Results and Discussion
By eye, the distributions of VBAC probabilities for Asian, Black, and White patients look quite similar. However, we later conducted three pairwise t-tests comparing each patient group to each other. After Bonferonni correction for multiple hypothesis testing, the distributions of Black-White and Black-Asian VBAC scores were significantly different from each other (p-values of 4e-14 and 9e-09 respectively). The differences in the means between each of the populations were minimal, staying within the 1-2% range. The fact that the distributions of predicted VBAC scores were different for different racial groups suggests that the original calculator might have re-coded race in terms of other variables.
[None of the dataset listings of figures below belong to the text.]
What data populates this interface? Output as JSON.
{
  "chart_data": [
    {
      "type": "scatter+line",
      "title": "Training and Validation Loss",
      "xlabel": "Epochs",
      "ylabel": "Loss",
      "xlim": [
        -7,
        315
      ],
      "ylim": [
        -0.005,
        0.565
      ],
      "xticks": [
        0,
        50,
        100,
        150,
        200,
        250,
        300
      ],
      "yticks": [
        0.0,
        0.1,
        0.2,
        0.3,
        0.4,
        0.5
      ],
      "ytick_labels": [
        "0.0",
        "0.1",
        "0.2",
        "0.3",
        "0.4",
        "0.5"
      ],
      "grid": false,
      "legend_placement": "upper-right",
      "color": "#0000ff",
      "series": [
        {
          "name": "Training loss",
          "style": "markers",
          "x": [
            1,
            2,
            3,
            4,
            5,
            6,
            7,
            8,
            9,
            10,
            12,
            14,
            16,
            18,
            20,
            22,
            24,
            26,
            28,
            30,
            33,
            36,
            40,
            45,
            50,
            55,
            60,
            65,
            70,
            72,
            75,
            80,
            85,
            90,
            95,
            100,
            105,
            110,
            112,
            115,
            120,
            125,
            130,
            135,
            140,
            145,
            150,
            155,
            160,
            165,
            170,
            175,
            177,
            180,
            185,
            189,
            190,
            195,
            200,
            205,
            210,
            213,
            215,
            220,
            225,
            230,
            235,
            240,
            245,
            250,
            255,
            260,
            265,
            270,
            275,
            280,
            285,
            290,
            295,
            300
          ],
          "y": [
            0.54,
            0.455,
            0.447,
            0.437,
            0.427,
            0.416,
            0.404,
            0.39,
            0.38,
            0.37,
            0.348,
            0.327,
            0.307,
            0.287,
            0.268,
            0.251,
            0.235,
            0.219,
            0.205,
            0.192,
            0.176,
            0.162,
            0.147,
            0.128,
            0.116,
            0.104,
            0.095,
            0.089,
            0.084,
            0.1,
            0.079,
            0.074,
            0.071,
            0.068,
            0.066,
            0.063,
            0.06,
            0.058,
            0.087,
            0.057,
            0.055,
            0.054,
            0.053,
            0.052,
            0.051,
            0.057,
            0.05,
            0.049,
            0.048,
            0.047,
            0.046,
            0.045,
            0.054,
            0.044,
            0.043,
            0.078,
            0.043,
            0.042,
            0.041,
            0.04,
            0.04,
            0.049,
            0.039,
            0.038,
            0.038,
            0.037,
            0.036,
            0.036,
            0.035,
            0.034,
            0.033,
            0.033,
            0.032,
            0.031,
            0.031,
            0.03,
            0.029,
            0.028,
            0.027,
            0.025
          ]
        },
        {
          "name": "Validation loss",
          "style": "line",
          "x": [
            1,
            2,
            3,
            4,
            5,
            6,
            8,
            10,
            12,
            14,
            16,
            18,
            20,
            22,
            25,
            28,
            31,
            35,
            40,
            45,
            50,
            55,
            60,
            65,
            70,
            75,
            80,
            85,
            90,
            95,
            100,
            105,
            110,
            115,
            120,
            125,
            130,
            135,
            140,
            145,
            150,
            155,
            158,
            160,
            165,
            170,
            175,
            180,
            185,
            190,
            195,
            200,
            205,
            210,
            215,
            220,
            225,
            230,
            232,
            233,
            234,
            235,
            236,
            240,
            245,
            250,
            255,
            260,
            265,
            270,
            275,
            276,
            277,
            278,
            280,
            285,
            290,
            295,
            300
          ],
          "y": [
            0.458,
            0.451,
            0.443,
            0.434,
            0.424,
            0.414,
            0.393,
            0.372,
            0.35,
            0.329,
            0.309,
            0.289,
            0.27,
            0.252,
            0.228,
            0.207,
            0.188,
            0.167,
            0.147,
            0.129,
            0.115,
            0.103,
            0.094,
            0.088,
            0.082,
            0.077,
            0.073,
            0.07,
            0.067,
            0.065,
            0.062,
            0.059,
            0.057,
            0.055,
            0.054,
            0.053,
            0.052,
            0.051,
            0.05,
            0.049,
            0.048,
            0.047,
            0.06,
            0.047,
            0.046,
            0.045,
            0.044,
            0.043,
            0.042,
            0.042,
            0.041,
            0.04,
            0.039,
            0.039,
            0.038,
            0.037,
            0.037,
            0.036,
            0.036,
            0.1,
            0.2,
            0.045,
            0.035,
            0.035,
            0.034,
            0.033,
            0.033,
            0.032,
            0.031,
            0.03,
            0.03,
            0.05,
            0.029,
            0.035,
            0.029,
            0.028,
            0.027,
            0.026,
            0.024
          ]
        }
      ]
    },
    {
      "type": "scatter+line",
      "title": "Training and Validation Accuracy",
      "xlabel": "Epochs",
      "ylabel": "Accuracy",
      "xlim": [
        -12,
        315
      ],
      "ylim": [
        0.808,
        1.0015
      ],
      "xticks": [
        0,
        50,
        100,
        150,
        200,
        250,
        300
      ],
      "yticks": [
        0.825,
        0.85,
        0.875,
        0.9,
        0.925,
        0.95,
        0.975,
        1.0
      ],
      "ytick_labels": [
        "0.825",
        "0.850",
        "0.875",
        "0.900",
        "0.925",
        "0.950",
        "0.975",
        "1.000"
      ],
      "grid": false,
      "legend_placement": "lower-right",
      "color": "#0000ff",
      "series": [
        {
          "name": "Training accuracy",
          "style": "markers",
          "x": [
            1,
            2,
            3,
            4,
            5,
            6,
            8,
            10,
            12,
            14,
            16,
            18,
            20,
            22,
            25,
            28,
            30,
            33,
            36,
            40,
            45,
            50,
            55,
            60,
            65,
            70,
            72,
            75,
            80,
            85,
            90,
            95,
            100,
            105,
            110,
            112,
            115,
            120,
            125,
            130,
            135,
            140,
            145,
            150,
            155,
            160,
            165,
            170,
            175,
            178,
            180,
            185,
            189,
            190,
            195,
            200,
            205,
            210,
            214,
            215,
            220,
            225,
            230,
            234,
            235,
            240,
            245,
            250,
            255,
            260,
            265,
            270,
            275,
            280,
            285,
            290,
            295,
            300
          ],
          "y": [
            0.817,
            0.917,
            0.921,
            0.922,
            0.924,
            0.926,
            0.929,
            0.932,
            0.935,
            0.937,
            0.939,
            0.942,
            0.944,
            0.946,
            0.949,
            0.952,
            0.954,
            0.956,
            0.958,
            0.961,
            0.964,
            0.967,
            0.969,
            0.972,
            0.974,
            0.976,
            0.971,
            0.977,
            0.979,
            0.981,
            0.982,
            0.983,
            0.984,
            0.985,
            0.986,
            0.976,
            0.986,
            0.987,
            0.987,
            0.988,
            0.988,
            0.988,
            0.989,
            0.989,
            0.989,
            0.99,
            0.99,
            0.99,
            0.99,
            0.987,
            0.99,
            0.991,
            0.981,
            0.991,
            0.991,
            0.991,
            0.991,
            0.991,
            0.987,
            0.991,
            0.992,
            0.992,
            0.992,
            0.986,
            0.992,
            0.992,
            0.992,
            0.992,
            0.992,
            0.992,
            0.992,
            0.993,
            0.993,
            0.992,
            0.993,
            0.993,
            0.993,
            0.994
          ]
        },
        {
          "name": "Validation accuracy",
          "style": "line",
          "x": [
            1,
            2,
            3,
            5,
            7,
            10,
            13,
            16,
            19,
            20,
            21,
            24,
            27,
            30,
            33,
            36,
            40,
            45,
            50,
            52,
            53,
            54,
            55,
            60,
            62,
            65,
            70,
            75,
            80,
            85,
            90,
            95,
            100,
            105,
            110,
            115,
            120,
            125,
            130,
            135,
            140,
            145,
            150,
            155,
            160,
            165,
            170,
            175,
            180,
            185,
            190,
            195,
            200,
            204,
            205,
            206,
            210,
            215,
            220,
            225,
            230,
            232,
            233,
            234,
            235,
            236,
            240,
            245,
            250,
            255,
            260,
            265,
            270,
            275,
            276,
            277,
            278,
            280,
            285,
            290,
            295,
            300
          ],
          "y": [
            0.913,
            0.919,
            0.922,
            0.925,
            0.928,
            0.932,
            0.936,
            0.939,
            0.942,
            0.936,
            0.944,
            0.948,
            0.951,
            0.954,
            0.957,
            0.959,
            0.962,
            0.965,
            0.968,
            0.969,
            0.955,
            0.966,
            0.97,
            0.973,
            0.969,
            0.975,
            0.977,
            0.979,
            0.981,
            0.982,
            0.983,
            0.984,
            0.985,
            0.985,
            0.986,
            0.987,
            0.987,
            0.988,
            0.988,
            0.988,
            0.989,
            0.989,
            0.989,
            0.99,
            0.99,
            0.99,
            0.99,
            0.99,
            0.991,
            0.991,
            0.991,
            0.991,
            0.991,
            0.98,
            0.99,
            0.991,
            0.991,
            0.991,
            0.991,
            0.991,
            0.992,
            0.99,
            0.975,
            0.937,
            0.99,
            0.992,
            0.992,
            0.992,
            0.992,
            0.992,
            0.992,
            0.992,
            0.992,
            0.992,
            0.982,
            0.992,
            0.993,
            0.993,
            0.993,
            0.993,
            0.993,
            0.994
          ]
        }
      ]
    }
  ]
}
Moving forward, it would likely be useful to build a linear model that predicts a patient’s race from their biological variables for our simulated patients in order to determine which biological variables are most likely to be a proxy for race.
Conclusion
The main motivation of our research was to understand the impact of proxy variables hidden within the VBAC calculator. The results from our t-test tell us that the difference was not due to chance or a sampling error, but that there still remain underlying factors that are the cause of these 1-2% differences in the averages. These factors can range from underrepresentative samples to the overall healthcare given to black people in America. The next steps that should be taken with this research are to find datasets that are more representative of all three races, including ethnicity, and to determine which biological variables proxy race. In consideration of the overall usage of similar algorithms in the healthcare system, it would be beneficial if we began to consider ethical computing as a prerequisite to the design processes of these advancements and were able to identify how and why bias can infiltrate into the makeup of these algorithms. We can also attempt to dive further into a more non-medical and public health setting to understand how the social determinants of health (SDOH) have been able to impact such variables. Implementing such research before creating medical technology should be done as a way to educate ourselves about our community and understand how marginalized groups are disproportionately disadvantageous in almost every aspect of the SDOH.